Lorsqu’elle s’inscrit auprès du Registraire des entreprises du Québec, une entreprise doit avoir un nom en français. Libre à elle ensuite de mettre de l’avant la version anglaise, tant que le site ou l’application respecte les règlements.

Et les raisons sociales en anglais pour des applications, des sites ou des entreprises physiques se multiplient depuis les dernières années, ce qui suscite souvent de vives réactions de la part de nos lecteurs. Beaucoup d’entrepreneurs justifient leurs décisions au nom d’un développement international futur.

FoodHero, l’entreprise derrière l’application antigaspillage homonyme, porte aussi le nom de Marché FoodHero. Improve, un OBNL qui s’attaque aussi au gaspillage alimentaire, s’appelle également Améliore. Selon le registre des entreprises, du moins.

Même chose pour la plateforme de location WeChalet, qui a comme nom officiel (et confidentiel) Nature WeChalet. Son fondateur, Dany Papineau, admet que le mot Nature a été ajouté uniquement pour répondre aux exigences réglementaires.

Quant à cette dualité linguistique, elle est venue tout naturellement.

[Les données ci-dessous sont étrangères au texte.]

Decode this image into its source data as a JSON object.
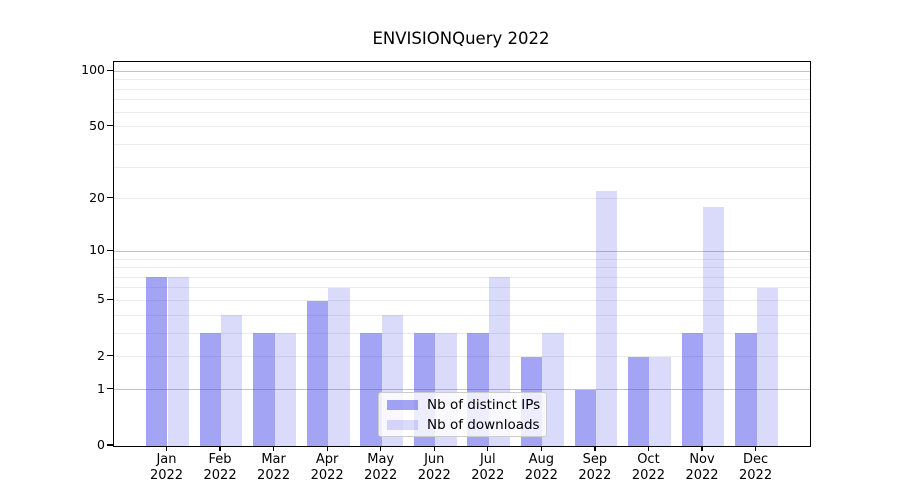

C’était à un moment où le mot « we » était beaucoup utilisé par des entreprises comme WeTransfer, WeChat ou WeWork. Toutefois, en ce qui concerne la location de chalet, les lettres « we » peuvent aussi être vues comme l’abréviation de « week-end », mot couramment utilisé par les francophones, explique Dany Papineau. « Un chalet, tu loues ça souvent le week-end », dit celui qui n’a jamais eu l’idée d’adopter le mot cottage dans le nom de son entreprise.

Selon lui, le mot chalet sonne très haut de gamme en anglais et est facilement utilisé par les hispanophones qui utilisent le service. L’entrepreneur a reçu certaines critiques au lancement de la plateforme, mais pour l’utilisation francophone du nom.

« Le Cirque du Soleil est quand même un exemple d’une entreprise qui a réussi à percer à l’international avec un nom français », rappelle Dany Papineau.

« Le chalet fait partie de la culture québécoise », dit celui qui a tout de même mis la main sur la marque « ouichalet », mais qui ne croit pas l’utiliser à court ou moyen terme.

Le fondateur de FoodHero est de ceux qui croient qu’une entreprise qui a des visées internationales a tout avantage à adopter une raison sociale en anglais.

« Nous ne sommes pas des gens qui pensent petit, lance tout de go Jonathan Defoy. Personnellement, j’ai toujours eu des compagnies internationales dans le domaine de la technologie. Dès le départ, il n’était pas question de rester confiné au Québec. »

L’entrepreneur avoue toutefois qu’il a tenté des jeux de mots en français avec le mot héros, sans succès. Il précise aussi que si son commerce avait eu des points de service physiques au Québec, sa stratégie aurait été complètement différente. « Ma position est que quand une compagnie est locale, s’adressant aux Québécois et ayant pignon sur rue, je ne suis pas pour un nom anglais », dit-il.

Une bonne stratégie ?

« Ce n’est pas une mince question », répond d’emblée Louis-Félix Binette, directeur général du Mouvement des accélérateurs d’innovation du Québec.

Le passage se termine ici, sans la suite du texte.